扶風凜還沒來得及阻止, 他手中的輔卡已經化為了攻擊,朝着地面砸去。
但地縫并沒有裂開,而是和之前一樣, 無數石塊從天而降。
卡洛斯眉頭一皺, 幾張輔卡發出,随後一把将還不理智的伯克給拉上了獅鹫, 急促道:“先走!”
不知道逃了多久, 石塊的攻擊漸漸減少, 幾人才停了下來,落到了地上。
大家此刻看起來都十分狼狽, 為了躲開那些石塊,大家也不敢有任何保留, 此時精神力都耗去了大半, 身上也大大小小受了些傷。
此時,伯克才終于冷靜下來:“對不起大家,都是我的錯……”
“不, 是我的錯。”莫野十分悔恨, 如果不是因為他當時精神恍惚, 攻擊了魑傀,也不會讓宋南亭和蕭穹掉下去。
眼看着兩人争相認錯,卡洛斯道:“先不要說這些,我們現在最重要的就是要想辦法找到他們。”
扶風凜拍了拍伯克的肩膀:“老大不是那種沖動的人,他當時跳下去一定是有原因的,往好處想想,也許是他發現了什麽破局的線索呢?”
伯克的眼睛慢慢亮起來:“真的嗎?”
卡洛斯也若有所思。
扶風凜看向卡洛斯:“我們像之前那樣走估計還是在不斷繞圈,不如換個思路,往下方去看看?”
卡洛斯只思考了一瞬,便道:“好,就按你說的做。”
格溫和巴克爾将方錫華帶到第一軍區後,便又急忙往科爾城趕。
路上,巴克爾一直關注着蕭穹等人,結果看到宋南亭和蕭穹掉下地縫,差點從椅子上摔下去。
原本他聽格溫的說法,只要他們按照現在這樣,完全可以撐到他們過去,但沒想到變故竟來得這麽快。
格溫也皺起眉頭:“怎麽會這樣?”
巴克爾看向他。
格溫說道:“我在防線外遭遇過幾次魑傀,如果傷到他,只會是砸石塊,從來沒有像這樣裂開地縫的……”
巴克爾卻也像扶風凜那樣想到了某種可能性,問道:“格溫上将,如果你們碰到魑傀,要如何逃出來呢?”
格溫搖搖頭:“逃不出來。”
巴克爾怔住:“那你們……”
格溫嘆了口氣:“我們也只能簡單粗暴地攻擊魑傀,頂着那些石塊,殺出一條血路,等到魑傀被殺怕了,就自然會将我們放出來……”

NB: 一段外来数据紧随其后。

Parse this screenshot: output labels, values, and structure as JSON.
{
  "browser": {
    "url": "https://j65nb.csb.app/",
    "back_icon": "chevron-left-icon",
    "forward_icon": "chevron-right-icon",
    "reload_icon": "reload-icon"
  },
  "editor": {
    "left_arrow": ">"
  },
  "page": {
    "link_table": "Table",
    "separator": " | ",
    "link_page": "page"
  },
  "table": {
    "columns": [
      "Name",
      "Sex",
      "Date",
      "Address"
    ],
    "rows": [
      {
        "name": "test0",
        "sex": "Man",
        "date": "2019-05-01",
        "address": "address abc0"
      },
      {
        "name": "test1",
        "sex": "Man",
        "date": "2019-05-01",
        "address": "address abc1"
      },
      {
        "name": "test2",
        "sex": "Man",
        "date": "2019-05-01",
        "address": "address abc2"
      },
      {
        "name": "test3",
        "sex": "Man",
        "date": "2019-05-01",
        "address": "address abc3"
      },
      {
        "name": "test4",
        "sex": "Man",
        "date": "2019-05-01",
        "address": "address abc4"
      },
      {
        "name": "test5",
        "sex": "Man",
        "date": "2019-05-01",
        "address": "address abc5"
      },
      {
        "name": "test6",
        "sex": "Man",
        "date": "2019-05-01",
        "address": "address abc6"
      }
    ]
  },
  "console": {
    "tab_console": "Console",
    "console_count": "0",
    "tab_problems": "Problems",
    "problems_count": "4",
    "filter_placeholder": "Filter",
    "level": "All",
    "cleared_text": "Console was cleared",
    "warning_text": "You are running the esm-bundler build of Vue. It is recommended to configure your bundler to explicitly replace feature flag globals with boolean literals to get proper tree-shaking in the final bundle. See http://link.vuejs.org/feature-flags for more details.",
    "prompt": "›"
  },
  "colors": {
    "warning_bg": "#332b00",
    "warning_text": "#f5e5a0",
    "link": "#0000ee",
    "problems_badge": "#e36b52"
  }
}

剩下的他沒有再說下去,但巴克爾明白,第一軍區在防線外的都是精英部隊,他們可以直接把魑傀殺怕,但現在地圖裏的還只是幾個學生,更別提他們每個人的精神力都消耗得差不多了,根本沒法比。
就在這時,巴克爾聽到了扶風凜的分析,又燃起了希望。
格溫見狀,便讓人再次加快速度。
他們比預想要更早到科爾城,秦恪正急匆匆趕來,見到格溫倒也不驚訝。
兩人來不及寒暄,格溫問道:“現在情況怎麽樣?”
秦恪搖搖頭:“還是進不去。”
如果不是巴克爾校長已經請來了格溫,他原本也打算給格溫打通訊器求助了。
見狀,格溫道:“我先去看看情況。”
嫌懸浮車太慢,格溫直接讓雙翼白虎出來,馱着他們往地圖的方向去。
誰知快接近的時候,忽然聽到不少嘈雜的聲音。
秦恪皺眉:“怎麽回事?”
他走之前不是讓人把這裏圍起來了嗎?就是怕還有不懷好意的會接近。
他們從白虎身上下來,一名秦恪的親衛跑過來,小聲和他報告了事情經過,他怔了一下,看向巴克爾校長。
巴克爾愣住:“秦上将,怎麽了?”
秦恪嘆了口氣:“巴克爾校長,是你們學院的學生……”
巴克爾順着他的目光看過去,就看到還打着繃帶的埃裏克等人,不可置信道:“你們怎麽在這裏?!”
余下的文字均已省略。